School science should be fun
Making the engineering connection
Wire cars are great, but Nthato Moagi (BSc Eng 2015) wants South African kids to see beyond them to robotic toys. And further still.
The co-founder of CRSP dsgn won the top prize – R1,2-million – in the 2016 SAB Foundation Social Innovation Awards for his low-cost robotic toy kit for schools. He was also a finalist in the #HackJozi challenge in 2016.
The Soweto-born aerodynamics engineer based the kit on his Wits Aeronautical Engineering final year design thesis and is now working on how to mass-produce it and get it into classrooms.
His aim is to help more young South Africans learn about science and technology concepts in a hands-on way.
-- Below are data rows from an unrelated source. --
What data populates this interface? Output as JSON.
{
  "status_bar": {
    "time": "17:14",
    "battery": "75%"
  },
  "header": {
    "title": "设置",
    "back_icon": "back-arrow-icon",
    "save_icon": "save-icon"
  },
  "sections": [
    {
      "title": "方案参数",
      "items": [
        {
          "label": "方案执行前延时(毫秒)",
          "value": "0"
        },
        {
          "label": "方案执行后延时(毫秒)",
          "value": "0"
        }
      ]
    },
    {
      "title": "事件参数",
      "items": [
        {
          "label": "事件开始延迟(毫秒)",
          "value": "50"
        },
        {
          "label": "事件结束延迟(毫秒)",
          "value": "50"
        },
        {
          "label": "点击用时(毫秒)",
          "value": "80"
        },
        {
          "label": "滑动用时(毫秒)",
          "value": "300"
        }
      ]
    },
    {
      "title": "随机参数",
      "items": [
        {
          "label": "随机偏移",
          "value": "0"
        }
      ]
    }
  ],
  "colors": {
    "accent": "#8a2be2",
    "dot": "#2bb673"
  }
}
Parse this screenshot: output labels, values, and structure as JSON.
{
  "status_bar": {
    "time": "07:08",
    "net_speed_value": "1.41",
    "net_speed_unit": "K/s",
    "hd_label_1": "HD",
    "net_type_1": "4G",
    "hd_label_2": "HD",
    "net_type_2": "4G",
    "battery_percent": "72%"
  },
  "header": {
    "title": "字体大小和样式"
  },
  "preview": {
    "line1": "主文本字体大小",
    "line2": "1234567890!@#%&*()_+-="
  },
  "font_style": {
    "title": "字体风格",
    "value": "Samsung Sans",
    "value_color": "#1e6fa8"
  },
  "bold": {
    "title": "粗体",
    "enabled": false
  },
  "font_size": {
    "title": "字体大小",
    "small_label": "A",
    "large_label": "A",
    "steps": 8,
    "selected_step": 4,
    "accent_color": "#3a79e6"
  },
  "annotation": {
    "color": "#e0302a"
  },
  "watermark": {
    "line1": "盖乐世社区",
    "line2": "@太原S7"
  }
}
“My business is currently in the start-up phase, and I’m working on establishing partnerships with the key stakeholders in the STEM (Science, Technology, Engineering and Mathematics) education space in the country. I exhibited at the Global Entrepreneurship Congress in March and hosted a workshop at the Future of Learning Conference in April, which enabled me to showcase my robotics kits to innovative schools and education departments from all over South Africa and Africa,” he says. He still has a day job too, at Denel Dynamics.
“I’d love to inspire and challenge my fellow alumni and academics to take their work beyond the boundaries for the University, into the rest of the world where they can make social impact and create a real difference to our country, continent and the rest of the world.”
The LCERT kit, aimed at grades 4-9, is a set of modules that can be connected to form electronic circuits and programmed on a tablet or PC. It costs less than R1000.
Neo Hutiri (MEng 2015) is another Witsie who did well in #HackJozi, for his MediCube drug-dispensing innovation.